This document serves as a guide for understanding and extending the Model Context Protocol (MCP) integration within the AWS V2 Hybrid Intelligence Platform. MCP is the foundational bridge that standardizes how our capabilities are exposed to both internal Orchestrators (Workflow Engine & MCP Agent) and external LLM clients (like Claude Desktop).

1. Core MCP Concepts in AWS V2

  • Tools: Executable functions or scrapers exposed by our Domain Servers. LLMs and Workflows call these tools with structured JSON arguments.
    • Examples: get_amazon_bestsellers, calc_profit, check_epa.
  • Resources: Static, structured data (e.g., JSON files) that LLMs can 'read' to get factual context.
    • Examples: resource://aws-knowledge/fba_fee.json for FBA fulfillment fees.
  • Prompts: Pre-defined Standard Operating Procedures (SOPs) or guided prompts that clients can initiate.

2. Architectural Paradigm: Domain-Driven Microservices

Our MCP capabilities are structured to support strict microservice isolation and decoupling:

  • src/mcp/servers/ (The Providers): Capabilities are grouped into isolated business domains, further categorized into L1 and L2 layers:
    • L1 (Raw Data Layer): No external dependencies.

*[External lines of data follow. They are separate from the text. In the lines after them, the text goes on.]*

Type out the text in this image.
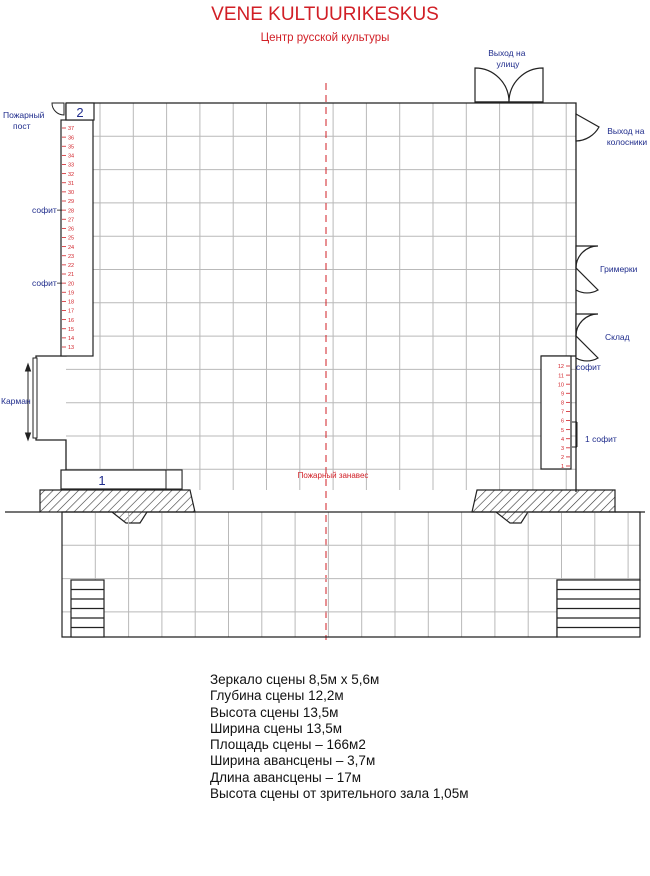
VENE KULTUURIKESKUS
Центр русской культуры
37
36
35
34
33
32
31
30
29
28
27
26
25
24
23
22
21
20
19
18
17
16
15
14
13
2
12
11
10
9
8
7
6
5
4
3
2
1
1
Выход на улицу
Выход на колосники
Пожарный пост
Карман
Гримерки
Склад
Пожарный занавес
софит
софит
софит
1 софит
Зеркало сцены 8,5м х 5,6м
Глубина сцены 12,2м
Высота сцены 13,5м
Ширина сцены 13,5м
Площадь сцены – 166м2
Ширина авансцены – 3,7м
Длина авансцены – 17м
Высота сцены от зрительного зала 1,05м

Scrapes raw data (e.g., amazon, market, social) and writes to the global DataCache.
    • L2 (Calculation / Output Layer): Consumes data from DataCache or processes outputs. Does NOT call L1 directly (e.g., finance, compliance, output).
    • Example: The output domain is subdivided into discrete handlers (write_bitable.py, send_card.py, export_csv.py) that aggregate via tools.py to maintain the Single Responsibility Principle.
  • src/mcp/client/ (The Consumers): Contains the LocalMCPClient. This is the unified interface used by the WorkflowEngine and the MCPAgent to call tools. By routing internal code through the MCP Client, we ensure 100% consistency between LLM-driven and Code-driven execution.
  • src/registry/ (The Capability Hub): Moved to the top-level directory (src/registry/tools.py, resources.py, prompts.py). It acts as the central hub that aggregates all capabilities across different servers without tying them to a specific protocol. Each tool carries ToolMeta with category (DATA/COMPUTE/FILTER/OUTPUT) and returns metadata, used by the ToolCatalogFormatter to build categorized system prompts for the agent.
  • src/mcp/server.py: The external-facing stdio server (AWSHelperServer) that allows Desktop LLMs (like Claude) to connect to our platform.

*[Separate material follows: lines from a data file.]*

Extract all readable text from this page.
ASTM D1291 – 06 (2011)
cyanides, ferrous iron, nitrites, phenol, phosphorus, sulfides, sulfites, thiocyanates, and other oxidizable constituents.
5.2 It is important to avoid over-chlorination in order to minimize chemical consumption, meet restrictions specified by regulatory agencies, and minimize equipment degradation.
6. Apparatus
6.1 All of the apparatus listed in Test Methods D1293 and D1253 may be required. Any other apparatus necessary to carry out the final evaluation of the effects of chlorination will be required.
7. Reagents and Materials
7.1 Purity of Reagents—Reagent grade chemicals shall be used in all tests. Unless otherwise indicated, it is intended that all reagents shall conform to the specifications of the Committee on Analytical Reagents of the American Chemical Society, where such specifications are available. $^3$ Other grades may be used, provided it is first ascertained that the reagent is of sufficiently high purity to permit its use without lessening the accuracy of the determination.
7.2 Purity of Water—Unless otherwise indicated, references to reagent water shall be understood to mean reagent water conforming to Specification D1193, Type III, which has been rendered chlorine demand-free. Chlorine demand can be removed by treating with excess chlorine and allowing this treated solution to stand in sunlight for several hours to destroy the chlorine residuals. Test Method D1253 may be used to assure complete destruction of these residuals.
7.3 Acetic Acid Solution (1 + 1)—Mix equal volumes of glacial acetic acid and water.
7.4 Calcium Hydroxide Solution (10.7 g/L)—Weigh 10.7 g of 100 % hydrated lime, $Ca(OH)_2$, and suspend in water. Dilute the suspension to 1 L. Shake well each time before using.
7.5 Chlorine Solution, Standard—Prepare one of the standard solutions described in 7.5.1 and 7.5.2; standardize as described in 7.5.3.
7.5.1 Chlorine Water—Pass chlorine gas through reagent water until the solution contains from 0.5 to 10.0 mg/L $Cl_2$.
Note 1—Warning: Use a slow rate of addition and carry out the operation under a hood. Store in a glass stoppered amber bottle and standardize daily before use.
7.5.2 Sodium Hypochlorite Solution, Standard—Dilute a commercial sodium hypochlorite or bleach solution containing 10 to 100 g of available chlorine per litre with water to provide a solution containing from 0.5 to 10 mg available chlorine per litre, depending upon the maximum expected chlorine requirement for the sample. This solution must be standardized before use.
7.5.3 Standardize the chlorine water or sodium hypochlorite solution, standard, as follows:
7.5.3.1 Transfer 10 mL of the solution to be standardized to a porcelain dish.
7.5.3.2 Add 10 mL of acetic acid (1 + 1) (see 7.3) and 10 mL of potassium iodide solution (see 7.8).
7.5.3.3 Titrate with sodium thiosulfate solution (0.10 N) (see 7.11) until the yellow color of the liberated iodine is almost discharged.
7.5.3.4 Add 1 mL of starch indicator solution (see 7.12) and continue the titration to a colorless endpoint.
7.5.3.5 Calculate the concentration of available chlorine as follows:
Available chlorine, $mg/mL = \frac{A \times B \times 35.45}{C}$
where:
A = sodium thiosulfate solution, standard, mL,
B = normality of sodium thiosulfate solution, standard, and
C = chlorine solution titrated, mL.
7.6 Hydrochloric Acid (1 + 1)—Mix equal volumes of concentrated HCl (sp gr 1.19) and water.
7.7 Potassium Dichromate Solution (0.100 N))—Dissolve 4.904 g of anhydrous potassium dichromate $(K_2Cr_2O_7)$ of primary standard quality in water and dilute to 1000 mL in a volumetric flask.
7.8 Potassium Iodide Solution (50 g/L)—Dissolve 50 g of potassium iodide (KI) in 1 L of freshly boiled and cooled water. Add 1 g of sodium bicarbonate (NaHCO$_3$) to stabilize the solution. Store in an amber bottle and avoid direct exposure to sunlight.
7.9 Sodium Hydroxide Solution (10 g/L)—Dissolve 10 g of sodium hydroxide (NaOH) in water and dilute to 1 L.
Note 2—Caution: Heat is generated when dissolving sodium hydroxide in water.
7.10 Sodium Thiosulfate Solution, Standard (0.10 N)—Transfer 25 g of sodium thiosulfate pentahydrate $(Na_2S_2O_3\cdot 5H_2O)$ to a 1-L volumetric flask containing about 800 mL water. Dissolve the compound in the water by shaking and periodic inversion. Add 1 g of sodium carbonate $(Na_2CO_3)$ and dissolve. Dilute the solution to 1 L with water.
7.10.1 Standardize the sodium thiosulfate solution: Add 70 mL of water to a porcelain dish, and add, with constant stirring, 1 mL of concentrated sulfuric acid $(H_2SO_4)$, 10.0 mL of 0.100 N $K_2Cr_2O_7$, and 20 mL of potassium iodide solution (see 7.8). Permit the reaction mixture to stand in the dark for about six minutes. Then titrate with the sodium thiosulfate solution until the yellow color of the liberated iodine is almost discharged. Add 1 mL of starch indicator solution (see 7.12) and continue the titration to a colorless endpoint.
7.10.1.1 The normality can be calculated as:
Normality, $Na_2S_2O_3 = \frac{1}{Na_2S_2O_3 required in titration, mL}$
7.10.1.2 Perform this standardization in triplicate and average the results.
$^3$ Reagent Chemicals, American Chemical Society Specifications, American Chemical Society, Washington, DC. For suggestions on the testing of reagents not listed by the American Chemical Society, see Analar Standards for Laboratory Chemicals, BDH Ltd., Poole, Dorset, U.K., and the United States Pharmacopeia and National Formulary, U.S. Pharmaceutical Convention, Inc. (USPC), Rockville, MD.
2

3. Extending Capabilities (Adding a New Tool)

To add a new capability that an LLM or Workflow can use:

  1. Locate the Domain: Decide which server the tool belongs to (e.g., src/mcp/servers/finance/). If it's a new domain, create a new folder.
  2. Define the Logic: Write your core logic (e.g., a new calculator or scraper) within that domain. For complex domains like output, split logic into sub-modules (e.g., tools/new_feature.py).
  3. Define the MCP Tool: In the domain's tools.py (or sub-module):
    • Instantiate a mcp.types.Tool object with a unique name, a clear description (crucial for LLMs), and an inputSchema (JSON Schema).
    • Implement an async handler function that accepts name: str and arguments: dict.
    • The handler should execute the core logic (interacting with DataCache if crossing L1/L2) and return a list[mcp.types.TextContent].
    • Call tool_registry.register_tool(your_tool_instance, your_handler, category="DATA", returns="description of output").
      • category: One of DATA, COMPUTE, FILTER, OUTPUT. Controls how the tool appears in the agent's system prompt catalog.
      • returns: Short description of what the tool returns (shown to LLM for planning).
  4. Register the Domain: Ensure your tools.py is imported in src/registry/tools.py to trigger the registration during startup.

4. Using Tools Internally

Do not import Scrapers or Logic directly between domains. Always use the MCP Client or DataCache:

In a Workflow Step (EnrichStep / ProcessStep):

async def _my_step(items: list, ctx: WorkflowContext):
    # Call tool securely via the unified client
    results = await ctx.mcp.call_tool_json("calc_profit", {"asin": "B001", "estimated_cost": 10})
    return results

In an Agent: The MCPAgent uses PromptBuilder to assemble a categorized system prompt from ToolRegistry metadata. Tools are grouped by category (DATA → COMPUTE → FILTER → OUTPUT) with parameter schemas and return descriptions, enabling the LLM to plan multi-phase execution autonomously.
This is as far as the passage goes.